Humans treat unreliable filled-in percepts as more real than veridical ones

Autor(en): Ehinger, Benedikt V. 
Haeusser, Katja 
Ossandon, Jose P.
Koenig, Peter 
Stichwörter: Biology; DECISION; INFORMATION; INTEGRATION; Life Sciences & Biomedicine - Other Topics
Erscheinungsdatum: 2017
Herausgeber: ELIFE SCIENCES PUBLICATIONS LTD
Journal: ELIFE
Volumen: 6
Zusammenfassung: 
Humans often evaluate sensory signals according to their reliability for optimal decision-making. However, how do we evaluate percepts generated in the absence of direct input that are, therefore, completely unreliable? Here, we utilize the phenomenon of filling-in occurring at the physiological blind-spots to compare partially inferred and veridical percepts. Subjects chose between stimuli that elicit filling-in, and perceptually equivalent ones presented outside the blind spots, looking for a Gabor stimulus without a small orthogonal inset.
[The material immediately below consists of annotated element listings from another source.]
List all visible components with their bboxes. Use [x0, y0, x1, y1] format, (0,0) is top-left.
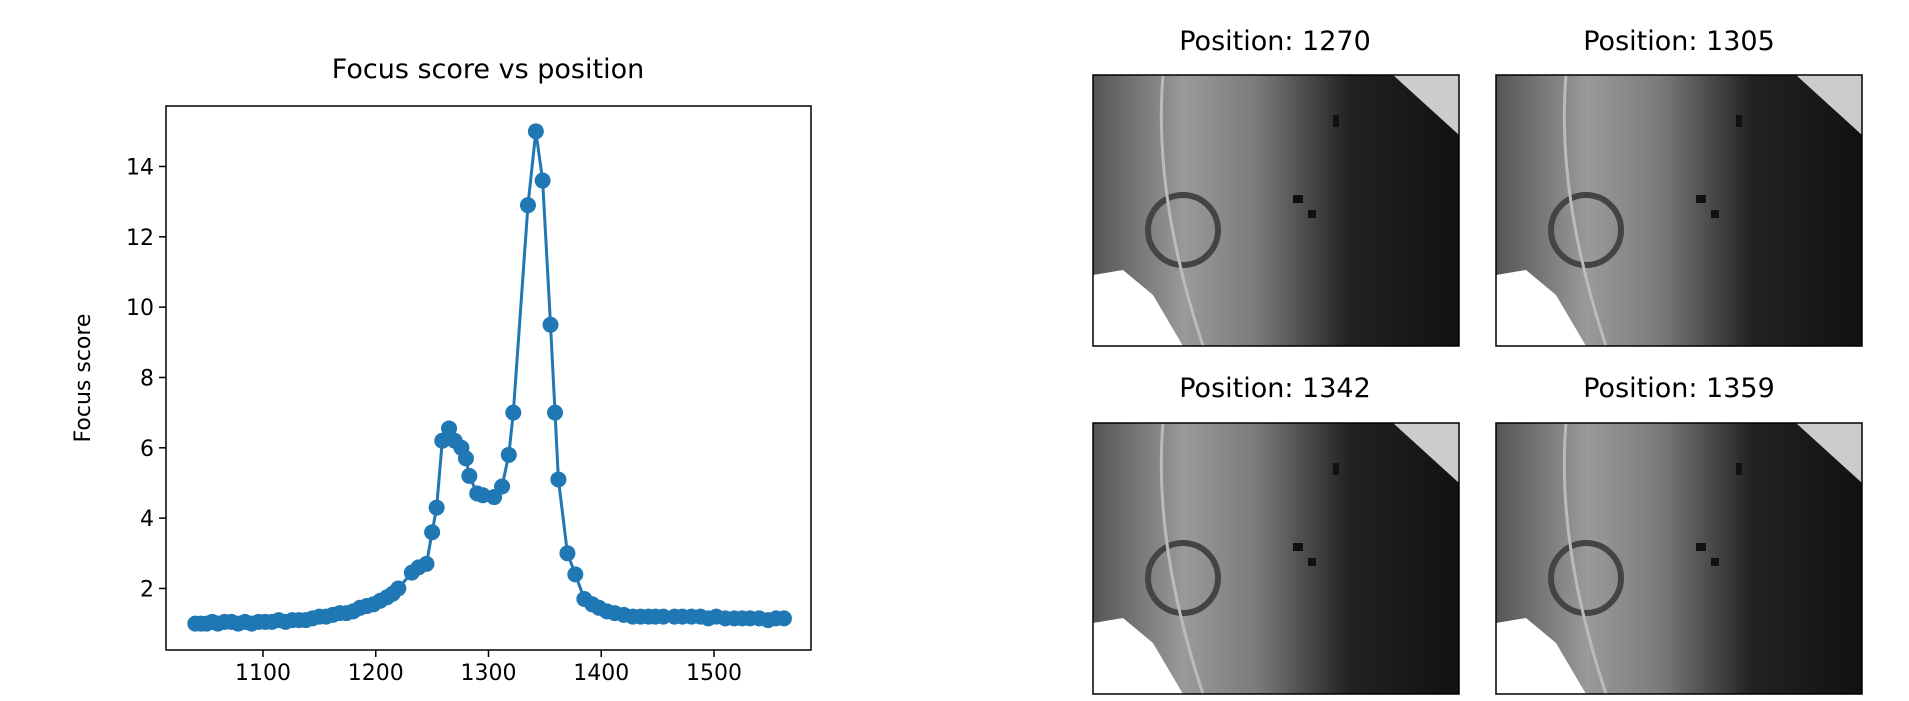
- marker: [550, 471, 567, 488]
- marker: [457, 450, 474, 467]
- marker: [775, 610, 792, 627]
- y-axis-label: Focus score: [71, 314, 96, 443]
- y-tick-label: 6: [140, 437, 154, 462]
- marker: [390, 580, 407, 597]
- image: [1496, 423, 1862, 694]
- chart-title: Focus score vs position: [332, 54, 644, 85]
- marker: [534, 172, 551, 189]
- image: [1093, 75, 1459, 346]
- x-tick-label: 1100: [235, 661, 291, 686]
- line: [195, 131, 784, 626]
- image: [1496, 75, 1862, 346]
- image-title: Position: 1342: [1179, 373, 1371, 404]
- image-frame: [1495, 74, 1863, 347]
- marker: [559, 545, 576, 562]
- marker: [519, 197, 536, 214]
- image-frame: [1092, 422, 1460, 695]
- marker: [441, 420, 458, 437]
- y-tick-label: 8: [140, 366, 154, 391]
- image-frame: [1092, 74, 1460, 347]
- marker: [434, 432, 451, 449]
- marker: [527, 123, 544, 140]
- marker: [505, 404, 522, 421]
- marker: [567, 566, 584, 583]
- y-tick-label: 12: [126, 226, 154, 251]
- x-tick-label: 1500: [686, 661, 742, 686]
- image-title: Position: 1270: [1179, 26, 1371, 57]
- marker: [655, 608, 672, 625]
- marker: [542, 316, 559, 333]
- marker: [494, 478, 511, 495]
- y-tick-label: 4: [140, 507, 154, 532]
- image-title: Position: 1305: [1583, 26, 1775, 57]
- marker: [547, 404, 564, 421]
- marker: [428, 499, 445, 516]
- plot-frame: [165, 105, 812, 651]
- y-tick-label: 10: [126, 296, 154, 321]
- marker: [424, 524, 441, 541]
- x-tick-label: 1300: [461, 661, 517, 686]
- image: [1093, 423, 1459, 694]
- y-tick-label: 14: [126, 155, 154, 180]
- marker: [461, 467, 478, 484]
- y-tick-label: 2: [140, 577, 154, 602]
- marker: [500, 446, 517, 463]
- image-title: Position: 1359: [1583, 373, 1775, 404]
- marker: [418, 555, 435, 572]
- x-tick-label: 1200: [348, 661, 404, 686]
- x-tick-label: 1400: [573, 661, 629, 686]
- image-frame: [1495, 422, 1863, 695]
In ambiguous conditions, when the stimuli were physically identical and the inset was absent in both, subjects behaved opposite to optimal, preferring the blind-spot stimulus as the better example of a collinear stimulus, even though no relevant veridical information was available. Thus, a percept that is partially inferred is paradoxically considered more reliable than a percept based on external input. In other words: Humans treat filled-in inferred percepts as more real than veridical ones.